Examples in the wild

  • Services already has their own specification for service-runner to generate Dockerfiles. This might make a good starting point for a more generalized spec.
  • A YAML formatted specification by Pearson that's part of their internally developed Jenkins plugin for a container based pipeline
  • A container build-/run-time tool called dgr has its own specification. It seems rather to be quite complicated and still relies on ad-hoc scripts (via hook entrypoints) for constructing images, but there might be some aspects of it worth a look.

Event Timeline

Some related reading material on container standards (both de facto and burgeoning) that illustrates their separation of concerns and overlap.

https://coreos.com/blog/making-sense-of-standards.html

Also, it's probably worth pointing out at this point that 'manifest' is not really the right word for what we're talking about here; a manifest as it's defined in all of the existing specifications is actually a bundled filesystem image (agnostic to how it was built) and runtime metadata about how to set up the container and how to invoke some application binary. What we've been discussing is a slightly higher level abstraction that covers the metadata but also system level package dependencies. The manifest + image will be a product of our build step.

Kubernetes supports parametrizing various runtime variables per container instance: https://kubernetes.io/docs/resources-reference/v1.5/#container-v1

  • entrypoint and args
  • probes (readyness & liveness)
  • image & pull policy
  • volume mounts

Many of these depend on the deployment environment, and can't necessarily be statically determined at build time. It would however be great if the standardized build process discussed here could produce containers that provide a uniform interface to work against, by enforcing uniform conventions for

  • entrypoints (run, test)
  • argument handling and config management (env var conventions, config templating)
  • logging
  • in-container paths for source and data (important for dev environments, bind-mounted data volumes)
dduvall lowered the priority of this task from Medium to Low.Mar 29 2017, 7:42 PM

Over the past few days I've been experimenting with a general build configuration format and wrote a build tool in Go—because, well, I unabashedly wanted to learn something new while experimenting; please don't judge my awful Go code :)—codenamed Blubber that spits out a Dockerfile.

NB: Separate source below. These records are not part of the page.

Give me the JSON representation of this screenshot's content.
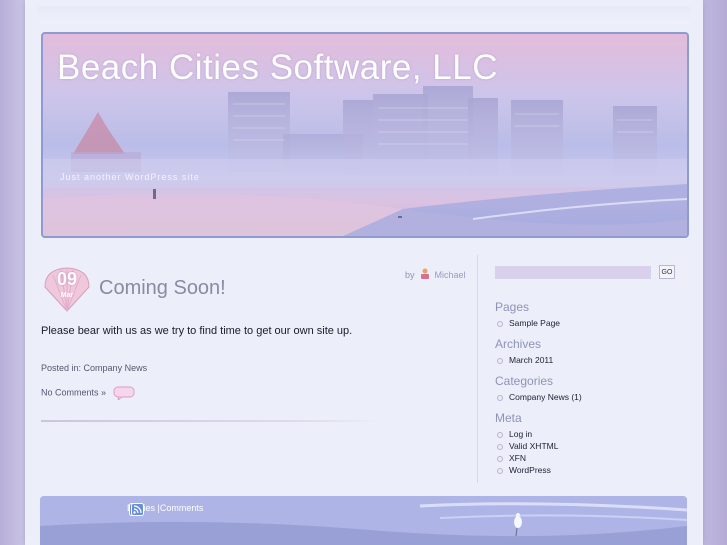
{
  "site": {
    "title": "Beach Cities Software, LLC",
    "tagline": "Just another WordPress site"
  },
  "post": {
    "date_day": "09",
    "date_month": "Mar",
    "title": "Coming Soon!",
    "by_label": "by",
    "author": "Michael",
    "body": "Please bear with us as we try to find time to get our own site up.",
    "posted_in_label": "Posted in:",
    "category": "Company News",
    "comments_label": "No Comments »"
  },
  "sidebar": {
    "search": {
      "value": "",
      "button": "GO"
    },
    "pages": {
      "title": "Pages",
      "items": [
        "Sample Page"
      ]
    },
    "archives": {
      "title": "Archives",
      "items": [
        "March 2011"
      ]
    },
    "categories": {
      "title": "Categories",
      "items": [
        "Company News (1)"
      ]
    },
    "meta": {
      "title": "Meta",
      "items": [
        "Log in",
        "Valid XHTML",
        "XFN",
        "WordPress"
      ]
    }
  },
  "footer": {
    "entries": "Entries",
    "separator": "|",
    "comments": "Comments"
  },
  "icons": {
    "author": "user-icon",
    "date": "shell-date-badge",
    "comments": "comment-bubble-icon",
    "feed": "rss-icon"
  },
  "colors": {
    "accent": "#8f93b6",
    "page_bg": "#eceefa",
    "header_border": "#8f9ad0"
  }
}
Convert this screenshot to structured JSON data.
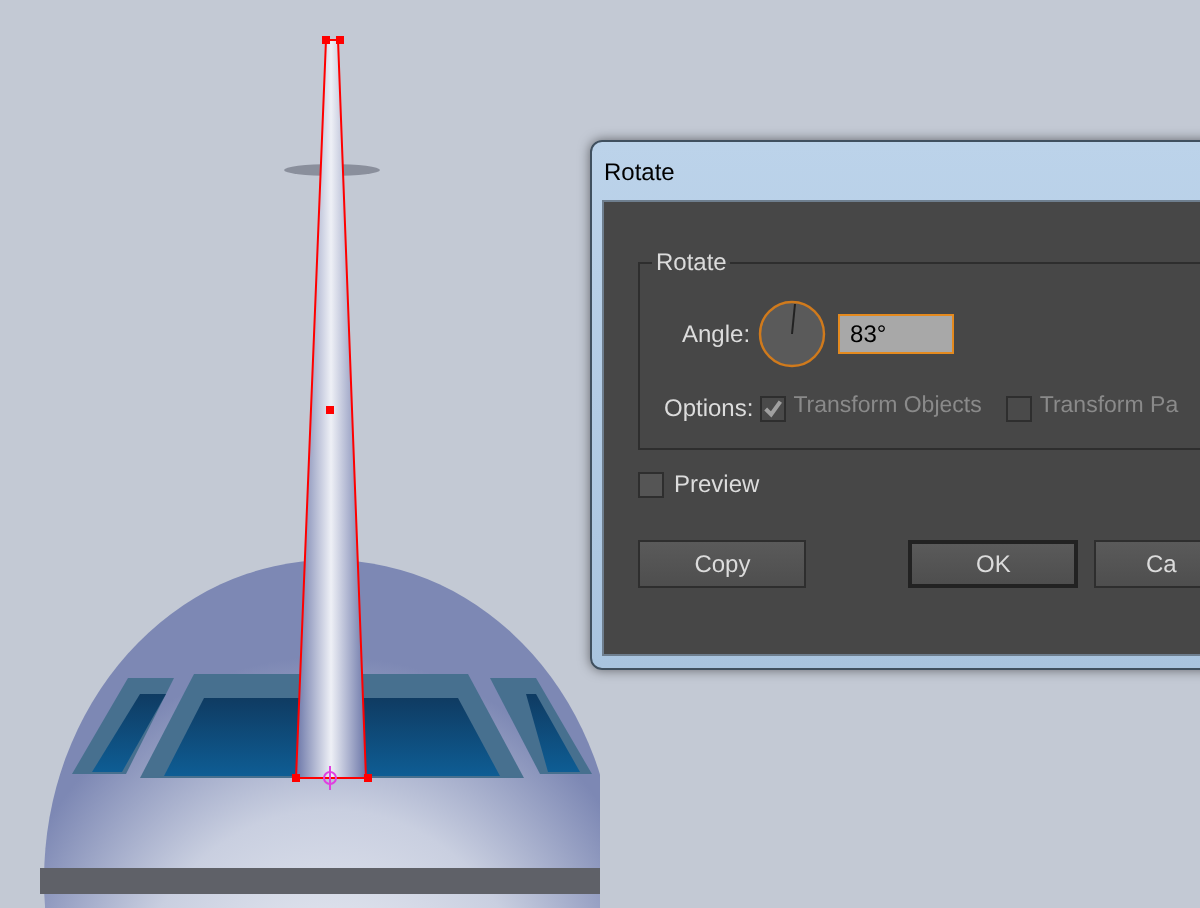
{
  "dialog": {
    "title": "Rotate",
    "group_title": "Rotate",
    "angle": {
      "label": "Angle:",
      "value": "83°"
    },
    "options": {
      "label": "Options:",
      "items": [
        {
          "label": "Transform Objects",
          "checked": true,
          "disabled": true
        },
        {
          "label": "Transform Pa",
          "checked": false,
          "disabled": true
        }
      ]
    },
    "preview": {
      "label": "Preview",
      "checked": false
    },
    "buttons": [
      {
        "label": "Copy",
        "selected": false
      },
      {
        "label": "OK",
        "selected": true
      },
      {
        "label": "Ca",
        "selected": false
      }
    ]
  }
}
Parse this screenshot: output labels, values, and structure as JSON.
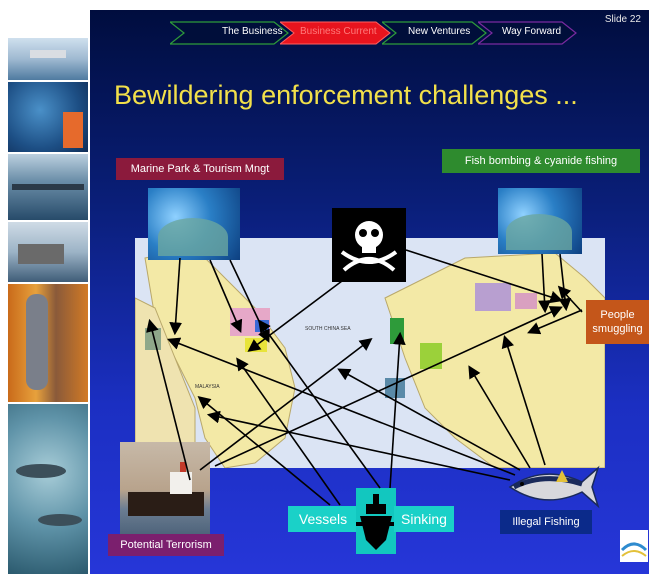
{
  "slide_number": "Slide 22",
  "nav": {
    "items": [
      {
        "label": "The Business",
        "state": "inactive"
      },
      {
        "label": "Business Current",
        "state": "active"
      },
      {
        "label": "New Ventures",
        "state": "inactive"
      },
      {
        "label": "Way Forward",
        "state": "inactive"
      }
    ]
  },
  "title": "Bewildering enforcement challenges ...",
  "labels": {
    "marine_park": "Marine Park & Tourism Mngt",
    "fish_bombing": "Fish bombing & cyanide fishing",
    "people_smuggling": "People smuggling",
    "potential_terrorism": "Potential Terrorism",
    "vessels": "Vessels",
    "sinking": "Sinking",
    "illegal_fishing": "Illegal Fishing"
  },
  "colors": {
    "title": "#f2e04a",
    "nav_active": "#e8141e",
    "label_marine": "#8b1a3c",
    "label_fish_bombing": "#2e8b2e",
    "label_people": "#c4561a",
    "label_terrorism": "#7b1f6e",
    "label_vessels": "#1ad1c8",
    "label_illegal": "#0b2a8a"
  },
  "icons": [
    "jolly-roger-icon",
    "ship-icon",
    "tuna-icon",
    "tanker-icon",
    "logo-icon"
  ]
}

It doesn't cover all of the currently held requirements, but it does showcase what I think might be a couple of useful constructs related to handling different environments (image variants) and producing optimized production images. I would love feedback if anyone has a moment to take a look. Again, it's just one possible starting point and a thought experiment more than anything.

Many of these depend on the deployment environment, and can't necessarily be statically determined at build time. It would however be great if the standardized build process discussed here could produce containers that provide a uniform interface to work against, by enforcing uniform conventions for

  • argument handling and config management (env var conventions, config templating)

Support for argument and env var conventions should be simple enough but I'm not sure whether config templates can be interpolated at build time due to them containing secrets. So this bears much more discussion and developed use cases.

  • logging

Are you talking about a standard set of exposed ports or something more elaborate?

thcipriani assigned this task to dduvall.

Calling this one done, blubber has an example yaml format that can generate Dockerfiles: https://phabricator.wikimedia.org/source/blubber/browse/master/blubber.example.yaml

We may need to revisit this at some point, but preliminarily done.